La symbolique du sacrifice royal, où le Souverain se substitue à la communauté en réalisant l’abattage en son nom, s’inscrit dans la tradition prophétique, notamment dans le geste du Prophète Muhammad qui, selon les hadiths, sacrifia deux béliers, l’un pour lui-même et l’autre pour sa communauté. Cet acte renforce l’idée que le rite sacrificiel ne se réduit pas à une obligation individuelle, mais peut être accompli par délégation, conférant ainsi à la décision royale une portée à la fois spirituelle et sociale.   

Cette décision met en lumière un équilibre subtil entre tradition et adaptation aux contraintes contemporaines. Elle témoigne de la capacité du Royaume à conjuguer fidélité aux préceptes religieux et prise en compte des enjeux socio-économiques. Elle réaffirme également le rôle du Roi en tant qu’autorité religieuse et politique, dont la mission ne se limite pas à préserver les formes du culte, mais consiste à en garantir la pertinence et la faisabilité au service du bien commun.   

Au-delà de son aspect religieux et économique, cette décision révèle la solidité institutionnelle et spirituelle du Commandeur des Croyants. Elle illustre la place indiscutable qu’occupe le Roi Mohammed VI, à la fois dans la Constitution, dans les structures de l’État et dans le cœur des Marocains. Cette mesure traduit un acte de sagesse et de courage, fondé sur une confiance mutuelle entre le Souverain et son peuple, et reflète la maturité du lien entre l’Islam en pratique au Maroc et son autorité religieuse suprême.   

En parallèle, elle met en évidence la lucidité du Roi face aux enjeux stratégiques liés aux ressources du pays. La préservation du capital animal du Maroc, menacé par les conditions climatiques et économiques, démontre une anticipation responsable, évitant un épuisement irréversible du cheptel national.
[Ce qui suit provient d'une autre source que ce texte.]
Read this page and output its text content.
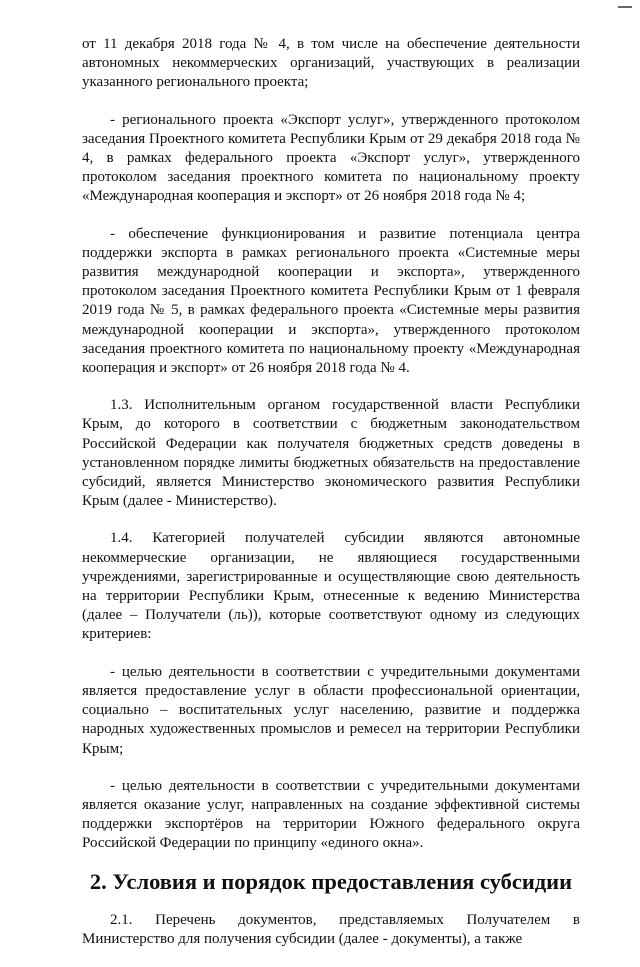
от 11 декабря 2018 года № 4, в том числе на обеспечение деятельности автономных некоммерческих организаций, участвующих в реализации указанного регионального проекта;

- регионального проекта «Экспорт услуг», утвержденного протоколом заседания Проектного комитета Республики Крым от 29 декабря 2018 года № 4, в рамках федерального проекта «Экспорт услуг», утвержденного протоколом заседания проектного комитета по национальному проекту «Международная кооперация и экспорт» от 26 ноября 2018 года № 4;

- обеспечение функционирования и развитие потенциала центра поддержки экспорта в рамках регионального проекта «Системные меры развития международной кооперации и экспорта», утвержденного протоколом заседания Проектного комитета Республики Крым от 1 февраля 2019 года № 5, в рамках федерального проекта «Системные меры развития международной кооперации и экспорта», утвержденного протоколом заседания проектного комитета по национальному проекту «Международная кооперация и экспорт» от 26 ноября 2018 года № 4.

1.3. Исполнительным органом государственной власти Республики Крым, до которого в соответствии с бюджетным законодательством Российской Федерации как получателя бюджетных средств доведены в установленном порядке лимиты бюджетных обязательств на предоставление субсидий, является Министерство экономического развития Республики Крым (далее - Министерство).

1.4. Категорией получателей субсидии являются автономные некоммерческие организации, не являющиеся государственными учреждениями, зарегистрированные и осуществляющие свою деятельность на территории Республики Крым, отнесенные к ведению Министерства (далее – Получатели (ль)), которые соответствуют одному из следующих критериев:

- целью деятельности в соответствии с учредительными документами является предоставление услуг в области профессиональной ориентации, социально – воспитательных услуг населению, развитие и поддержка народных художественных промыслов и ремесел на территории Республики Крым;

- целью деятельности в соответствии с учредительными документами является оказание услуг, направленных на создание эффективной системы поддержки экспортёров на территории Южного федерального округа Российской Федерации по принципу «единого окна».

2. Условия и порядок предоставления субсидии

2.1. Перечень документов, представляемых Получателем в Министерство для получения субсидии (далее - документы), а также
Cette approche ne se limite pas à l’urgence de l’année en cours, mais inscrit le Maroc dans une gestion rationnelle et durable de ses ressources.   

 

Au-delà du cas spécifique de l’Aïd Al-Adha, cette décision offre un exemple éclairant de gouvernance religieuse intelligente, où la rationalité et la modération permettent d’adapter la pratique islamique aux défis contemporains. Dans un monde marqué par des crises économiques et des transformations profondes, l’Islam au Maroc, sous l’égide du Roi Mohammed VI, démontre sa capacité à évoluer tout en restant fidèle à ses principes. Ce modèle, fondé sur l’équilibre entre tradition et modernité, entre foi et pragmatisme, constitue une source d’inspiration pour l’ensemble de la Oumma islamique, lui permettant d’affronter les mutations du XXIᵉ siècle avec sagesse et résilience. 

*Qui est le Dr. Kei Nakagawa 

Le DR ; Kei Nakagawa est une éminente spécialiste en sociologie politique du Moyen-Orient. Elle est actuellement présidente de l’Université des Études Internationales de Hagoromo à Osaka et chercheuse principale à l’Institut des Affaires Mondiales de l’Université de Musashino à Tokyo. Elle est également membre du conseil d’administration de Japan Global Network 21 et membre fondatrice du Centre Japonais des Études Marocaines, témoignant ainsi de son engagement profond envers les dynamiques politiques et sociétales en Afrique du Nord et au Moyen-Orient. Ses recherches portent principalement sur les transformations politiques, la gouvernance et les dynamiques sociologiques et politiques dans la région MENA, avec un accent particulier sur l’histoire politique marocaine. Elle est l’auteure de nombreux ouvrages et articles académiques. Parmi ses travaux majeurs figure “Le Sultan Chérifien et la Gestion de la Relation entre l’Asabiyya et le Sharaf chez les Sultans Alaouites”, une analyse approfondie du rôle du Makhzen dans la gestion des équilibres entre légitimité politique, religieuse et sociale au Maroc. Grâce à son expertise, Dr. Nakagawa joue un rôle clé dans le dialogue académique et stratégique entre le Japon et les pays d’Afrique du Nord, contribuant à des recherches interdisciplinaires sur l’histoire politique, la démocratisation, la politique religieuse et la coopération sécuritaire dans la région.